Posted on: March 27, 2021 | Posted by: Bryan Martin

For almost 3 years, I have been writing each week. I missed a few here and there but that’s life. Year 1 was a fog. Year 2 was sharp realizations. Year 3, I finally accepted that Clayton was not coming back and it was time to focus less on losing him and more on keeping me.

Everyone’s journey is different but in many ways grief and stages are very similar. I keep hearing “me too” when I share and I’m starting to see that I’ve been walking on a more worn and kept path than I realized. It’s there in those shared moments that I find small bits of healing. Many ask “have you moved on” or they make a statement like “it’ll be better when the grief is gone”. These are meant to be supportive but I’ll always keep missing Clayton. I’ll always keep wishing things were different. I’ll always keep his memory alive. I’ll always keep sharing where I am along this path.

This year has taught me so many different things about me. I have made a conscious decision to be my first priority and advocate for myself verses allowing the grief to be my guide. When I shifted my perspective on the grief managing me to me managing my grief, the path widened. The road started to be less of tough terrain to travel. Being honest with myself about where I was at and really diving in to think about why I was walking through my days the way I was gave me the insight. I have been letting my grief lead me but was that the way life would now forever be? It’d didn’t fit right or sit well.

A big part of my grief has been keeping so busy that I don’t have time to think. Another big issue that weighed heavy was I kept feeling guilty I’m here and Clayton is not. Those are normal things that many of us do but at some point we either keep them or let them go. So at the start of this year I had a deep conversation with my grief. Grief was always going to be here so we had to work on our relationship. I get that the things he kept me doing were to help protect me but he wasn’t letting me breathe and grow. So he couldn’t keep me overworked. He couldn’t keep me scared. He couldn’t keep making me feel guilty. He couldn’t keep making me emotionally eat. He just couldn’t keep me.

So I’ll still have days where all I want is for Clayton to come back. I’ll still honor every feeling and memory that comes to me. Maybe this is all part of the process and it’s a natural 3 year milestone but the grief no longer runs my days. Now I am the grief keeper…

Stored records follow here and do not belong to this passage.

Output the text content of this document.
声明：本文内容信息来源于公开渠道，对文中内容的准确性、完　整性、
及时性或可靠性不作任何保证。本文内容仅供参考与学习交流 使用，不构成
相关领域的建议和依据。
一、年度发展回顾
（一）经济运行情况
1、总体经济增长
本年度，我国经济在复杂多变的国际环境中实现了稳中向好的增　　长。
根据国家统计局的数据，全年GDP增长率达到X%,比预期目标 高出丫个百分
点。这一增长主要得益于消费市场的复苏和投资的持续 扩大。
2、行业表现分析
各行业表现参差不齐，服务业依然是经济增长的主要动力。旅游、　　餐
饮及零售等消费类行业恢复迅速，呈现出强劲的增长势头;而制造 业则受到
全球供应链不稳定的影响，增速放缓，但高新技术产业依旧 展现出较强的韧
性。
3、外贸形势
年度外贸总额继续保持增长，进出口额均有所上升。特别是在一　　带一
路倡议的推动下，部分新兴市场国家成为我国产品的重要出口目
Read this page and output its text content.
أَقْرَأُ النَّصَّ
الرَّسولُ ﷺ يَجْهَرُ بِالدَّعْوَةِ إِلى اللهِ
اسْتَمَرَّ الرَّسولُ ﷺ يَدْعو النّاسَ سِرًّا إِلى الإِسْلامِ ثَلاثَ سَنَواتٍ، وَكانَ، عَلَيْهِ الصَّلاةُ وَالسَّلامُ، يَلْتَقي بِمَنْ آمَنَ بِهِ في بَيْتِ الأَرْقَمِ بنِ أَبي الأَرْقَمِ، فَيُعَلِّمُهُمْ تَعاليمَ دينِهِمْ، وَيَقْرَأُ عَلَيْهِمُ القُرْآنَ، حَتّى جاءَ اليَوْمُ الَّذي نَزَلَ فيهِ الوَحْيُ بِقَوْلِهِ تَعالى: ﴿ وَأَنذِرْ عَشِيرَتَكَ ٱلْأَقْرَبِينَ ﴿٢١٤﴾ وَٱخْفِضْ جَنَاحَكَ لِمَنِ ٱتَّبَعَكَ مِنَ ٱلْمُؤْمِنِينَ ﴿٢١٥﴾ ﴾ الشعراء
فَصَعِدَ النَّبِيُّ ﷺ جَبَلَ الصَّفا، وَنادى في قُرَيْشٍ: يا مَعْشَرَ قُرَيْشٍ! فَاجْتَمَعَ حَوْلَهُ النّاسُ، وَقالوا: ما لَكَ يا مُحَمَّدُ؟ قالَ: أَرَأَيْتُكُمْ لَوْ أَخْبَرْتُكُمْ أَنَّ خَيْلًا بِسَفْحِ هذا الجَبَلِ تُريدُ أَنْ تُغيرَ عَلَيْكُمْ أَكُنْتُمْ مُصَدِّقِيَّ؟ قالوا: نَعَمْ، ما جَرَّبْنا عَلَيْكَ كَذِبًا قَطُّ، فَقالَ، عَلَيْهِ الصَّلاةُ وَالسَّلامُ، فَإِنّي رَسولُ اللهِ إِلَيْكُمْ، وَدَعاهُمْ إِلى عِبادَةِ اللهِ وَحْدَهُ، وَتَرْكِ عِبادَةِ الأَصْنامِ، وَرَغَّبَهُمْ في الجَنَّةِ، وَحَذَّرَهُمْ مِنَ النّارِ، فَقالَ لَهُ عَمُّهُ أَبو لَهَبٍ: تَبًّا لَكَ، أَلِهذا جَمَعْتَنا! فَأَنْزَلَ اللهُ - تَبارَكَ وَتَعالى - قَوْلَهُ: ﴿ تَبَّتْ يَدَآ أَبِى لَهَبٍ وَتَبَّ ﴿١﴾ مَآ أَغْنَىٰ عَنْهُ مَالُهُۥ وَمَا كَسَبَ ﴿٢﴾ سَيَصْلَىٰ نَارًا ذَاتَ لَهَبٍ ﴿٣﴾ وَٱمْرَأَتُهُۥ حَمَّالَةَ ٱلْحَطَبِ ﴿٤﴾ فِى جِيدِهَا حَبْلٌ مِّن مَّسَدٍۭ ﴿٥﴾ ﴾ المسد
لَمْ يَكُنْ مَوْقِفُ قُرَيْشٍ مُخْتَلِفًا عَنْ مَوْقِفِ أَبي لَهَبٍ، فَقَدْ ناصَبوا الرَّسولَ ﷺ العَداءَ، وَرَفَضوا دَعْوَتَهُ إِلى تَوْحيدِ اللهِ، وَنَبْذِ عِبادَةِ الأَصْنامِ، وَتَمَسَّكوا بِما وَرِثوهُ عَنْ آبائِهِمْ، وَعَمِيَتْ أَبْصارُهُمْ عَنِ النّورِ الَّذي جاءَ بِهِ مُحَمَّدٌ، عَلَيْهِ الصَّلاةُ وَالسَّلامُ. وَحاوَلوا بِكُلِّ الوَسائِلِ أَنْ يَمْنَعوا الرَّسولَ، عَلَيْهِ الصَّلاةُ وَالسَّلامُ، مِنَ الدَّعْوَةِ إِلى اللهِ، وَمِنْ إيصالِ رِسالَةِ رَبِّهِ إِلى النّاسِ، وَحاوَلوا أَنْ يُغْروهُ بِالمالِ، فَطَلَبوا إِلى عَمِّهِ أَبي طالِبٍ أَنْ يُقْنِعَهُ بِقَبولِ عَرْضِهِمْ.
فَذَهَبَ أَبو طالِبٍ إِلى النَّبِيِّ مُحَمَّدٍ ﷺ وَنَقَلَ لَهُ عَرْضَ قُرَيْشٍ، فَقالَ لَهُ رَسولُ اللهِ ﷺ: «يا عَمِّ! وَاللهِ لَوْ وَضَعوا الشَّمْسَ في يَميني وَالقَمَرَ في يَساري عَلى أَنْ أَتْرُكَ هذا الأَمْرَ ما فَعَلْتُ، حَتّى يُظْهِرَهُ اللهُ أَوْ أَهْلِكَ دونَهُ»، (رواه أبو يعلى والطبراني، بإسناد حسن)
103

Categories: Widowed, Widowed & Unmarried, Widowed Memories, Widowed and Healing, Widowed Anniversaries, Widowed Milestones, Widowed Emotions, LGBTQ+ Widowed, Widowed by Illness

About Bryan Martin

In 2016 my life all started to fall into place. A new job as a Supervisor for animals at a small aquarium along the beautiful Florida gulf coast. It was a dream for Clayton and I to move to the beach, get settled and get married. In June of 2017 my father passed away after a long battle with opiods and alcohol. Four months later, Clayton was rushed to the hospital and diagnosed with acute liver failure. Not having been able to truly mourn my father, I was faced with knowing that Clayton (Tin as my family calls him) would also be leaving me. I had dreams of marriage, vacations and a long life together. I watched all of those dreams fade away more and more each day as I cared for him until his final days. He passed away April 16, 2018 the day after my sister’s birthday.

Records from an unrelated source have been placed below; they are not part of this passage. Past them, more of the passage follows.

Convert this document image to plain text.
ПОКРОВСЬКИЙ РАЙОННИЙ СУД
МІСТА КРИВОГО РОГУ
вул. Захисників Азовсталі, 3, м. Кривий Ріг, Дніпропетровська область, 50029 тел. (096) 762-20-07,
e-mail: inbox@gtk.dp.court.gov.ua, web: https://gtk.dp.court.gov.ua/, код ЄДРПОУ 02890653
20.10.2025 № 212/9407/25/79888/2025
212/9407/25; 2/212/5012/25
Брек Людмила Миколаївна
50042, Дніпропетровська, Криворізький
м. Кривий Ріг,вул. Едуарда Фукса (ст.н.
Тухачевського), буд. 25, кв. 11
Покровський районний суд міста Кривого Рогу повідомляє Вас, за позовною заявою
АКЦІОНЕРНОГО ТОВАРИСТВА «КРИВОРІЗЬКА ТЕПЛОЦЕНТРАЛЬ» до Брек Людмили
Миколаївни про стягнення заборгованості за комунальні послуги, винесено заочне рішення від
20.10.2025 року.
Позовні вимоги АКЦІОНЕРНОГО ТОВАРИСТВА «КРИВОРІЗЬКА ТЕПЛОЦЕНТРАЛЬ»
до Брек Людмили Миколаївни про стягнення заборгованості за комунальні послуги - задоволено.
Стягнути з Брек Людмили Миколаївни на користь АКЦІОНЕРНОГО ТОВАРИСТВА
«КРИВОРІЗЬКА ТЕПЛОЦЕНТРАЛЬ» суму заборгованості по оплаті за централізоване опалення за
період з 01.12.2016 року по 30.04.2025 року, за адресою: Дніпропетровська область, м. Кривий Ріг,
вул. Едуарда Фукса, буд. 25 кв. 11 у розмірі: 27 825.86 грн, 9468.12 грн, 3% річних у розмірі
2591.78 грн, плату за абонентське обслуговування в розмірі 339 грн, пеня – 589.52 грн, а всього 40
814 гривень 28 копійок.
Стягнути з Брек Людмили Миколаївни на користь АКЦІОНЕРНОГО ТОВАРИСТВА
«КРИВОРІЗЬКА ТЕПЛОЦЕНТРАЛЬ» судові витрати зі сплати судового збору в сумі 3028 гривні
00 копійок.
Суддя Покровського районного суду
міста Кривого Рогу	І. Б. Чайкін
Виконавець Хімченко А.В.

Now I am through the fog of the first year and reality is setting in this second time around the sun. I’m very much alone in this sleepy beach town. I’m trying to just maintain balance with my new normal. I get depressed, angry, sad, jealous, confused and disoriented. Some days are better than others and I remind myself that it is normal. So many people think my life is back to normal and fulfilling because I work with dolphins and penguins but the magic left everything when Tin passed away. I have trouble feeling passion about most things that used to light my fire. I have feelings that oppose one another and it is exhausting. I want to feel happy for others but want to know why I can’t have what they have.

Along my journey, I have had tough days and some wonderful days but at the end of each day I still don't have the answer to my one question....Why?